History of the Super Bowl

History of the Super Bowl

Although predominant in North America, the Super Bowl has become one of the top sports events in the world. In the US alone, the game is ranked the most-watched television broadcast every year. It’s fair to say that the history of this annual playoff championship of the National Football League is central to the history of sports in the US.

It usually takes place on a Sunday either in January or February. As a result, a lot of fans across the world come together to stand in awe and enjoy the full-blown excitement the game offers. Whether you participate in the Super Bowl or you fancy its fun, this article will provide you with all the information you need about the history of the event. Stay tuned at the realmoneycasinoonline.ca

Breaking the NFL into Two Franchises

Technically, the Super Bowl could be said to have started in 1960, even though the NFL had long organized 20 years earlier. The Super Bowl was initially conceived as a breakaway football event or rather an alternative league to the NFL by some rich investors. However, the bid was turned down, thus leading to the formation of the American Football League (AFL) which served as a rival league to the NFL. By 1966, the two rival franchises, after a series of successful negotiations, agreed to collapse the NFL and AFL into one, giving rise to the formation of what is today known as the Super Bowl.

The First Super Bowl Event

The first Super Bowl event, then called the ‘AFL-NFL World Championship Game’, was staged on 15 January 1967 between what was then known as Kansas City Chiefs of the AFL and Green Bay Packers of the NFL champion. The name ‘Super Bowl’ was suggested by AFL owner Lamar Hunt and the two franchises unanimously agreed to replace the existing ‘AFL-NFL World Championship Game.’ As expected, the premier event of 1967, staged at the Los Angeles Coliseum, was not a sellout as only 61,000 fans came to cheer the players, with $12 being the ticket price. Initially, and understandably so, the idea of fans traveling miles to neutral sites did not receive much endorsement.

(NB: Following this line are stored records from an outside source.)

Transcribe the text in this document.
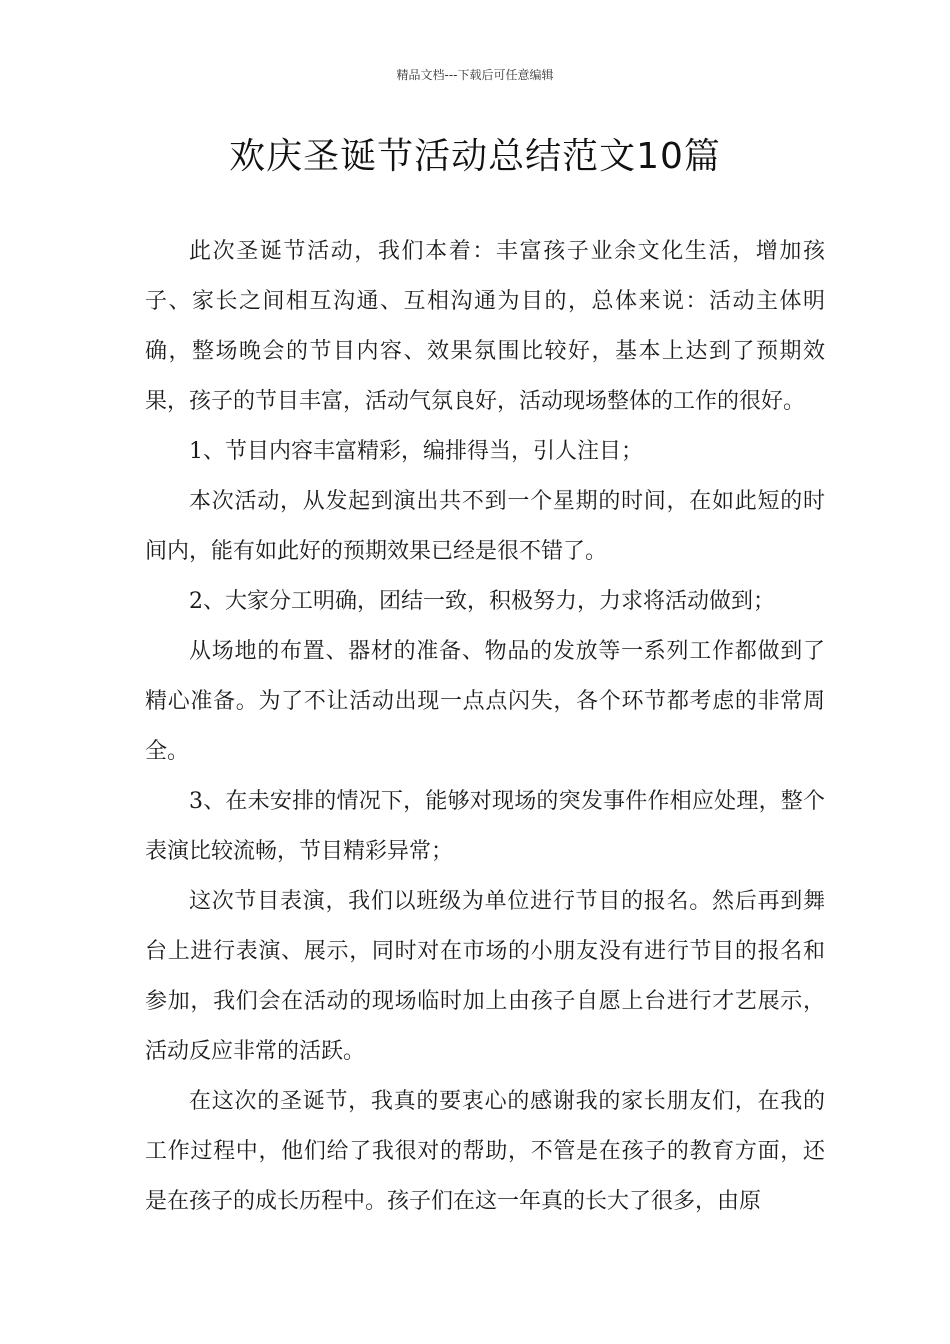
精品文档---下载后可任意编辑
欢庆圣诞节活动总结范文10篇

此次圣诞节活动，我们本着：丰富孩子业余文化生活，增加孩子、家长之间相互沟通、互相沟通为目的，总体来说：活动主体明确，整场晚会的节目内容、效果氛围比较好，基本上达到了预期效果，孩子的节目丰富，活动气氛良好，活动现场整体的工作的很好。

1、节目内容丰富精彩，编排得当，引人注目；

本次活动，从发起到演出共不到一个星期的时间，在如此短的时间内，能有如此好的预期效果已经是很不错了。

2、大家分工明确，团结一致，积极努力，力求将活动做到；

从场地的布置、器材的准备、物品的发放等一系列工作都做到了精心准备。为了不让活动出现一点点闪失，各个环节都考虑的非常周全。

3、在未安排的情况下，能够对现场的突发事件作相应处理，整个表演比较流畅，节目精彩异常；

这次节目表演，我们以班级为单位进行节目的报名。然后再到舞台上进行表演、展示，同时对在市场的小朋友没有进行节目的报名和参加，我们会在活动的现场临时加上由孩子自愿上台进行才艺展示，活动反应非常的活跃。

在这次的圣诞节，我真的要衷心的感谢我的家长朋友们，在我的工作过程中，他们给了我很对的帮助，不管是在孩子的教育方面，还是在孩子的成长历程中。孩子们在这一年真的长大了很多，由原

The Major Super Bowl Upset and Rise in Credibility

There are a lot of events that shaped the growth in popularity of the Super Bowl. The first and arguably the biggest was the merger of the two rival groups. The second was the first major upset in the game: the result of the match between two visibly and historically unequal teams on January 12 1969. The event drew the attention of millions of fans following the shocking defeat suffered by the NFL champion Baltimore Colts, a 16-7 favorite in the hands of the AFL champion 17.5-point underdog New York Jets. From then on, the Super Bowl started to draw greater attention, increase in popularity, and gain more credibility. Surprisingly, the Colts, under the tutelage of Don Shula, did not record a single point until the fourth quarter of the game. Baltimore went to finish the regular season 13-1, defeating the Cleveland Browns and Minnesota Vikings in the event’s playoffs. After the merger of the AFL and NFL, the latter conference broke into two franchises, the National Football Conference (NFC) and the American Football Conference (AFC).

The Super Bowl from 1960 to Date

By 1970, the Super Bowl had grown in popularity with businesses and other activities shutting down while television broadcasts would dedicate January and February to the event. The NFC was the dominant conference over their AFC counterpart up until the 80s. The 16 of the 20 Super Bowls played in the 1980s were won by the NFC with a host of teams and names standing out at the time. The New York Giants, the Washington Football Team (then Washington Redskins), the Chicago Bears, and the San Francisco 49ers were among the teams will unparalleled successes during this period. Players such as Lawrence Taylor, Kellen Winslow, Jimmy Graham, Dan Marino, Deron Cherry, Dwight Stephenson, are among the top names that held sway in the 1970s and 80s.
From then on, several other great teams have resurged and taken the centre stage, leading to a lot of tougher competitions and wider viewership across the United States and the world. Some of the Super Bowl matchups worth mentioning include the January 27 1991 Super Bowl XXV which featured the Buffalo Bills and the New York Giants, with the Giants winning 20-19 after the missed field goal by the Bills. Another important epic game was the Super Bowl LI, pitting the Atlanta Falcons against the New England Patriots, with the Patriots winning 34-28 after overcoming a 25-gap deficit.

Prospects of the Super Bowl

In the last two decades or so, the rise of cable TV has tremendously impacted a greater number of interests in the game. The Super Bowl today is a multi-billion revenue-generating event in the US. Although an annual sports event organized to determine the champion of the NFL, the Super Bowl has assumed cult status, both in terms of the amount of money it gulps and generates and the lead it takes among other sporting events across the world. In recent years, the event has increased in commercials, sponsorship deals, and attendance.